An SRV record is intended to provide information on available services for systems, most commonly used with SIP configurations. SRV records have a unique system for naming: an underscore followed by the name of the service, followed by a period, an underscore, then the protocol, another dot, and then the name of the domain (automatically appended to the name field of the record). An example would be: _http._tcp.example.com. This would be the service record for web requests for the example.com domain.

Here are the steps on creating SRV records.

1. Select your Domain

A. Select Managed DNS
B. Select Domains from the dropdown

C. Select the domain you want to add an SRV record too.

2. Select SRV Record

Under the SRV Record section, click the (+) to add a record.

3. Enter Record Values

A. Name: SRV records have a unique system for naming. The naming system is an underscore followed by the name of the service, followed by a period, an underscore, then the protocol, another dot, and then the name of the domain (automatically appended to the name field of the record). An example would be: _http._tcp.example.com. would be the service record for web requests for the example.com domain.
B. TTL: Time to Live, measured in seconds, determines how long the record is cached in resolvers. For more information on best practices for TTLs, click here.
C. Disable Record: Information on the NX Domain feature can be found in the Disabling a Record tutorial.

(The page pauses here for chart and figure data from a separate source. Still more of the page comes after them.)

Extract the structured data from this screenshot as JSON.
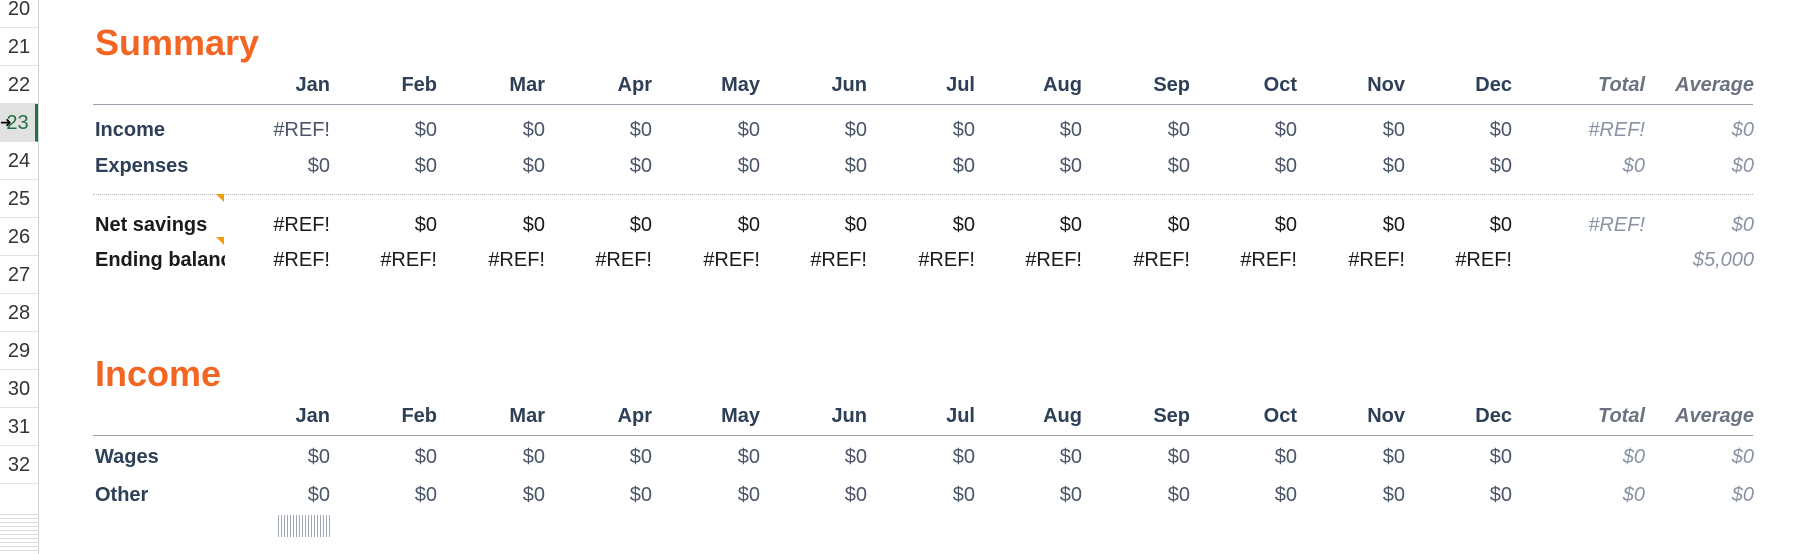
{
  "row_headers": [
    "20",
    "21",
    "22",
    "23",
    "24",
    "25",
    "26",
    "27",
    "28",
    "29",
    "30",
    "31",
    "32"
  ],
  "selected_row": "23",
  "colors": {
    "accent": "#f26522",
    "header_text": "#2e4057",
    "selected_row_bar": "#217346",
    "comment_marker": "#f59e0b"
  },
  "months": [
    "Jan",
    "Feb",
    "Mar",
    "Apr",
    "May",
    "Jun",
    "Jul",
    "Aug",
    "Sep",
    "Oct",
    "Nov",
    "Dec"
  ],
  "total_label": "Total",
  "average_label": "Average",
  "summary": {
    "title": "Summary",
    "rows": [
      {
        "label": "Income",
        "values": [
          "#REF!",
          "$0",
          "$0",
          "$0",
          "$0",
          "$0",
          "$0",
          "$0",
          "$0",
          "$0",
          "$0",
          "$0"
        ],
        "total": "#REF!",
        "average": "$0"
      },
      {
        "label": "Expenses",
        "values": [
          "$0",
          "$0",
          "$0",
          "$0",
          "$0",
          "$0",
          "$0",
          "$0",
          "$0",
          "$0",
          "$0",
          "$0"
        ],
        "total": "$0",
        "average": "$0"
      },
      {
        "label": "Net savings",
        "values": [
          "#REF!",
          "$0",
          "$0",
          "$0",
          "$0",
          "$0",
          "$0",
          "$0",
          "$0",
          "$0",
          "$0",
          "$0"
        ],
        "total": "#REF!",
        "average": "$0"
      },
      {
        "label": "Ending balance",
        "values": [
          "#REF!",
          "#REF!",
          "#REF!",
          "#REF!",
          "#REF!",
          "#REF!",
          "#REF!",
          "#REF!",
          "#REF!",
          "#REF!",
          "#REF!",
          "#REF!"
        ],
        "total": "",
        "average": "$5,000"
      }
    ]
  },
  "income": {
    "title": "Income",
    "rows": [
      {
        "label": "Wages",
        "values": [
          "$0",
          "$0",
          "$0",
          "$0",
          "$0",
          "$0",
          "$0",
          "$0",
          "$0",
          "$0",
          "$0",
          "$0"
        ],
        "total": "$0",
        "average": "$0"
      },
      {
        "label": "Other",
        "values": [
          "$0",
          "$0",
          "$0",
          "$0",
          "$0",
          "$0",
          "$0",
          "$0",
          "$0",
          "$0",
          "$0",
          "$0"
        ],
        "total": "$0",
        "average": "$0"
      }
    ]
  }
}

D. Priority: The priority functions in the same way as the MX Level does in MX Records. The lower the number in the priority field, the higher the preference of the associated target. 0 is the highest priority (lowest number).
E. Weight: The weight of the record allows an administrator to distribute load to multiple targets (load balance). It is used to determine relative capacity and load between two SRV fields within the same priority, hits will be assigned proportionately by weight. This can also allow the administrators to have a powerful and weak server and share the appropriate loads between those systems. 0 is the lowest load.
F. Port: The port of the service offered.
G. Host: The system that will receive the service.

H. Notes: Add a helpful note with keywords so you can search for your records later.
I. Save: Save your record changes and don’t forget to commit your changes after you’re done making record changes for this domain!